NSU Prozess: Auf ein Wort!

Zum erfundenen NSU Opfer muss ich doch auch mal ein paar Worte loswerden. Was geht nur im Kopf eines Nebenklägers vor? Hat er auch einmal daran gedacht, dass er dem Verfahren nichts Gutes damit tut? Was geht nur im Kopf eines Anwaltes vor? Nur um dabei zu sein? Geldgier?

Gier frisst Gehirn! Das passt auch hier. Es nun auch endlich amtlich: Das Opfer Keskin gibt es nicht. Der Kollege Willms tat im NSU Prozess über zwei Jahre so, als vertrete er ihre Interessen. Er soll auch Gebühren schon kassiert haben. Sollte das noch nicht der Fall sein, rate ich dem Kollegen dringend von der Abrechnung ab. Dann könnte die Schwelle zum „Jetzt geht’s los!“ noch nicht überschritten sein. Ein Versuch würde dann ausscheiden. Er hat sich aber auch vertreten lassen, wenn er nicht konnte. Die Kollegen werden gewiss schon abgerechnet haben.

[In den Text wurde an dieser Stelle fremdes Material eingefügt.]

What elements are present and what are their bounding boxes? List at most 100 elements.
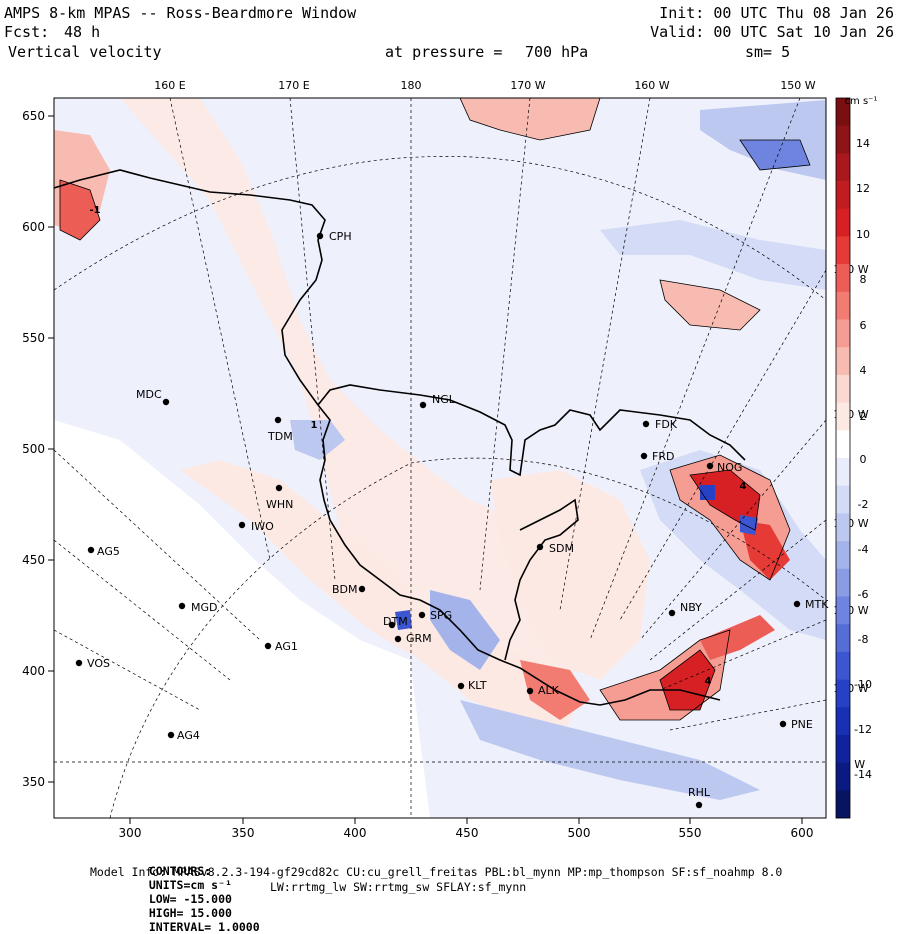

Der Kollege Willms behauptet, dass er selbst getäuscht wurde. Kann man das glauben?

Ich glaube es nicht. Wie hat der Kollege das Mandat denn erhalten? Mit einer Provisionszahlung – wir erinnern uns. An seiner Stelle hätte ich dann mal genauer hingesehen und mit der Dame selbst gesprochen. Wenn er schon so viel Provision ausgibt, warum nimmt er dann nicht Mittel in die Hand und besucht seine Mandantin in der Türkei, die ja dort krank und reiseunfähig gewesen sein soll? So hätte er auch beim Gericht einen Antrag stellen können, dass diese die Reisekosten übernehmen. Immerhin begann der Prozess nicht gleich nach der Festnahme der vermeintlichen Täter des NSU. Da war genügend Zeit, dass man nach dem Aktenstudium sich auch mit der Mandantin zusammensetzt und die Strategie bespricht, egal in welche Richtung es gehen soll.

War die Not so groß bei dem Kollegen? Die Gründe sind auch nicht so relevant, sondern eher die Frage, ob er es hätte merken müssen. Hätte er es vor dem Prozess oder spätestens im Prozess merken müssen?

Ich glaube ihm nicht! Für einen Unwissenden hat er auf die Nachfragen des Vorsitzenden Richters nach dem Verbleib seiner Mandantin nur rumgeeiert. Er hatte nie persönlich Kontakt zu der Dame. Es soll so sein, dass ein identischer Arztbericht einmal von Willms für Meral Keskin und einmal von Anwalt Reinhard Schön für Atilla Ö. dem OLG vorgelegt wurde. Willms erklärte, er habe das Attest, das angeblich der Patientin Meral Keskin galt, von Atilla Ö. erhalten. Dies ist der Herr, dem er eine Provision zahlte. Am 26. April 2013 soll der Bundesanwalt Herbert Diemer deutliche Zweifel daran geäußert haben, dass Meral Keskin wirklich Opfer des Bombenanschlags geworden ist. Diese Stellungnahme muss der Kollege Willms auch vom Gericht zur Stellungnahme erhalten haben oder später in der Akteneinsicht gesehen haben. Da müssen doch alle Alarmglocken geläutet haben.

Übrigens handelt es sich bei der Dame, die der Kollege Willms auf einem Foto gesehen haben will, um die Mutter des Nebenklägers Atilla Ö, Frau Sennur Ö.

Diese Angelegenheit werde ich weiterhin mit Spannung verfolgen. Jetzt liegt im Prozess gegen den NSU das Augenmerk erst einmal auf dem Kollegen?

Für unseren Ruf als Rechtsanwälte war das schädlich!

Der NSU Prozess hat nun einen weiteren bitteren Beigeschmack.